At the time, Beggs said: "If we can get them out easily we absolutely would."
Aldrin had travelled with White Desert, a luxury tour operator whose website says it is "the only company in the world to fly into the interior of Antarctica in a private jet". The cost is around US $70,000 per person (NZ $101,500). But they needed a US military plane to get Aldrin out.
A couple of years earlier, in 2014, 52 scientists, journalists and students had to be rescued when the research ship Akademik Shokalskiy was stuck in pack ice. Two icebreakers had to turn back before a helicopter finally reached them. "Helicoptering in places like that isn't a piece of cake," as US writer David Roberts told the National Geographic.
The Akademik Shokalskiy continues to make voyages to the frozen south. "Get ready for some excellent wildlife photos!" the Antarctica Guide website promises. It is analogous to Mt Everest, where tourists want a dangerous experience to be easy and accessible.
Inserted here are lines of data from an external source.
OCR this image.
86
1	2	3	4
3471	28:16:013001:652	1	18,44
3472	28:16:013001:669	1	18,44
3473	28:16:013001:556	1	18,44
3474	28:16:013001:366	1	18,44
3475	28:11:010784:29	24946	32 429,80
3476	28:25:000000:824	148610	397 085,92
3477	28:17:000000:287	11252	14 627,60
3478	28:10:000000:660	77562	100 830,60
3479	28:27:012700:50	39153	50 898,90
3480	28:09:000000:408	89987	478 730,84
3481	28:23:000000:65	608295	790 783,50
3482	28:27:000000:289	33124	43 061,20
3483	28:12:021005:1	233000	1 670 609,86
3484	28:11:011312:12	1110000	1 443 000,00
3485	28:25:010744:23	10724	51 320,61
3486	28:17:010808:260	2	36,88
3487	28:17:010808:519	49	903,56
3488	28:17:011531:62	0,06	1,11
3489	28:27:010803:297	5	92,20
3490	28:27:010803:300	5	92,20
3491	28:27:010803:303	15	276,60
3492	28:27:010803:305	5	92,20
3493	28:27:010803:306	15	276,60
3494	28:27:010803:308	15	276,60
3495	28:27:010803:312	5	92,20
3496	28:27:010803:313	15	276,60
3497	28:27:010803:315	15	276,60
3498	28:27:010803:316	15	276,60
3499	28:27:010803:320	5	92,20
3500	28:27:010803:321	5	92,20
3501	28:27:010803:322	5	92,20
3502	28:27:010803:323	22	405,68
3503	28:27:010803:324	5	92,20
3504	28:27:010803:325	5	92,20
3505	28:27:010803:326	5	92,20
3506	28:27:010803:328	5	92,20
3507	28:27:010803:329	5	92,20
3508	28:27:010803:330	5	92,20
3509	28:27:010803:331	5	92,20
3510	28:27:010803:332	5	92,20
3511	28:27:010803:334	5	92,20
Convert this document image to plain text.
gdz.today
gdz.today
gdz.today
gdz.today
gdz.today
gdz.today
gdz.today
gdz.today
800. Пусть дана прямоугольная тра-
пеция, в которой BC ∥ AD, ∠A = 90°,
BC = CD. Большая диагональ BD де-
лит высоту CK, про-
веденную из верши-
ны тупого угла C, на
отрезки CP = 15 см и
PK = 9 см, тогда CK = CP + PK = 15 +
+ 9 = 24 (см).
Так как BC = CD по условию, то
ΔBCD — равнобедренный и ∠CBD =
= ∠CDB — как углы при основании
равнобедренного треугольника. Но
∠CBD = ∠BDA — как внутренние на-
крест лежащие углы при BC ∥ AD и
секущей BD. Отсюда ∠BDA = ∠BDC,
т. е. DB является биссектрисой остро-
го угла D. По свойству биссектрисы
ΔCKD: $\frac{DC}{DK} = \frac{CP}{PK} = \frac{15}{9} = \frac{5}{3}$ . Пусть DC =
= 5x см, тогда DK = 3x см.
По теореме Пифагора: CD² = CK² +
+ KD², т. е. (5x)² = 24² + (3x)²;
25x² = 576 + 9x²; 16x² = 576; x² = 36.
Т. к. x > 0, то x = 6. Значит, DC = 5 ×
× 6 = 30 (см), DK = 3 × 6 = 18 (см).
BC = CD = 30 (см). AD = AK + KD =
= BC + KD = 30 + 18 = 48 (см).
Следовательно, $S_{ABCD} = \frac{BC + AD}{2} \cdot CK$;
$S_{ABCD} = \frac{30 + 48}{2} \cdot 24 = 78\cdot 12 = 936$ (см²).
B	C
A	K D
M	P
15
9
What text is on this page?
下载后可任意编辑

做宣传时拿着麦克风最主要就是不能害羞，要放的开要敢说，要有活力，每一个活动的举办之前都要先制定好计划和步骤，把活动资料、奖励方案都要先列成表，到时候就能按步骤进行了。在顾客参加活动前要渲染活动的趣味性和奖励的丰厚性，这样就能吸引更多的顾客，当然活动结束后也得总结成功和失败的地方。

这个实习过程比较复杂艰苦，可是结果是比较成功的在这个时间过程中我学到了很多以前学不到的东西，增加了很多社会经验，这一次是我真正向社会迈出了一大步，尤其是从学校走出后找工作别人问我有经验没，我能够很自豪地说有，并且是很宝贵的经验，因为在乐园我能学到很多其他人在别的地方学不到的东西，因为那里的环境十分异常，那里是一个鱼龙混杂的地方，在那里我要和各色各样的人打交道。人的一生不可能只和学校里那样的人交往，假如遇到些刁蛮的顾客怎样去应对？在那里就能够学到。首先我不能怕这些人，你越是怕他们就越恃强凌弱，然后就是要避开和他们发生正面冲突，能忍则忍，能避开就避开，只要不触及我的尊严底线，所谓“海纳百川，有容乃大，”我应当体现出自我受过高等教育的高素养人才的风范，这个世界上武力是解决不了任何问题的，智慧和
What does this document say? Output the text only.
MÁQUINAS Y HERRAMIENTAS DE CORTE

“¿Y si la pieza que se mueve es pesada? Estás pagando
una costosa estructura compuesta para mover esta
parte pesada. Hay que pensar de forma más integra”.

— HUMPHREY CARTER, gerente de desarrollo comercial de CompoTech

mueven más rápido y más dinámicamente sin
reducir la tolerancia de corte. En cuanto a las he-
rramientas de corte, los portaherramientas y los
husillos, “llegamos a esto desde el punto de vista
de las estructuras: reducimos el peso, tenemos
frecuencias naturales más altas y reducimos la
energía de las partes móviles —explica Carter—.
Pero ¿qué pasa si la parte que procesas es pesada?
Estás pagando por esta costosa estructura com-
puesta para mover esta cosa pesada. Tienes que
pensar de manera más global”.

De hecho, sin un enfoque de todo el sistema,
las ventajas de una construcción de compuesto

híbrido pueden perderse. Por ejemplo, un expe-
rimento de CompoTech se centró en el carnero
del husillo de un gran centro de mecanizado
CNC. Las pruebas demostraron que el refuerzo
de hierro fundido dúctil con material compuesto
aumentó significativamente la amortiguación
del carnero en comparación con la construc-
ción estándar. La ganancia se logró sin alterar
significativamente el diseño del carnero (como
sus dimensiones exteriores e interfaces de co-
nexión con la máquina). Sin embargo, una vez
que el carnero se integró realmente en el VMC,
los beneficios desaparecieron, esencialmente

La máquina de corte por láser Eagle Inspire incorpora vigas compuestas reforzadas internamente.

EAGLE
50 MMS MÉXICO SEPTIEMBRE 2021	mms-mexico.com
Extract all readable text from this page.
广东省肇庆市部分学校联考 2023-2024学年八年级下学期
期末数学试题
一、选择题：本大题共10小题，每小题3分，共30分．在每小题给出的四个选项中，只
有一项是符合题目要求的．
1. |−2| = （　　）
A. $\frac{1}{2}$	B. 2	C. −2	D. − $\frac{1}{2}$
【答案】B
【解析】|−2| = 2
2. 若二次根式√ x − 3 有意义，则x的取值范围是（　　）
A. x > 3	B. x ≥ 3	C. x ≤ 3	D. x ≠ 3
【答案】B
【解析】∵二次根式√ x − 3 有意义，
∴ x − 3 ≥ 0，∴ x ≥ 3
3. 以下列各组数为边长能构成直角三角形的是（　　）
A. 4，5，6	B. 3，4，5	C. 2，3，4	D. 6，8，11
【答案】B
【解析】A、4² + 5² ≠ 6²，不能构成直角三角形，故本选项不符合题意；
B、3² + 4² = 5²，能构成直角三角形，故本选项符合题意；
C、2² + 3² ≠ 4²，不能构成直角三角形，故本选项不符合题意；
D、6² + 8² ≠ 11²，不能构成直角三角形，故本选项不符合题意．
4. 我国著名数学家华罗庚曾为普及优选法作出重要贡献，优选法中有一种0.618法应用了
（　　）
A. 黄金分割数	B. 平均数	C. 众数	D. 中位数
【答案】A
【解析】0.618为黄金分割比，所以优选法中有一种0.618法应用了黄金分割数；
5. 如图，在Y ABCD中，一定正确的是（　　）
Tourism is "rising quite considerably", Beggs says. Over the summer of 2015-2016, more than 38,000 tourists visited Antarctica, according to the International Association of Antarctic Tour Operators. Over 28,000 of them landed on the continent.
The science that New Zealand does keeps costing. A redevelopment of Scott Base is in the pipeline, if Beggs can win over Treasury. It would need somewhere between $100 million and $150m. "Some of those buildings date back to day one."
Antarctica New Zealand got an extra $16.7m over four years in last year's Budget after Beggs warned a select committee that the funding that had stalled at $15.2m a year was not keeping up with research ambitions. This year? "We are hopeful but you never know."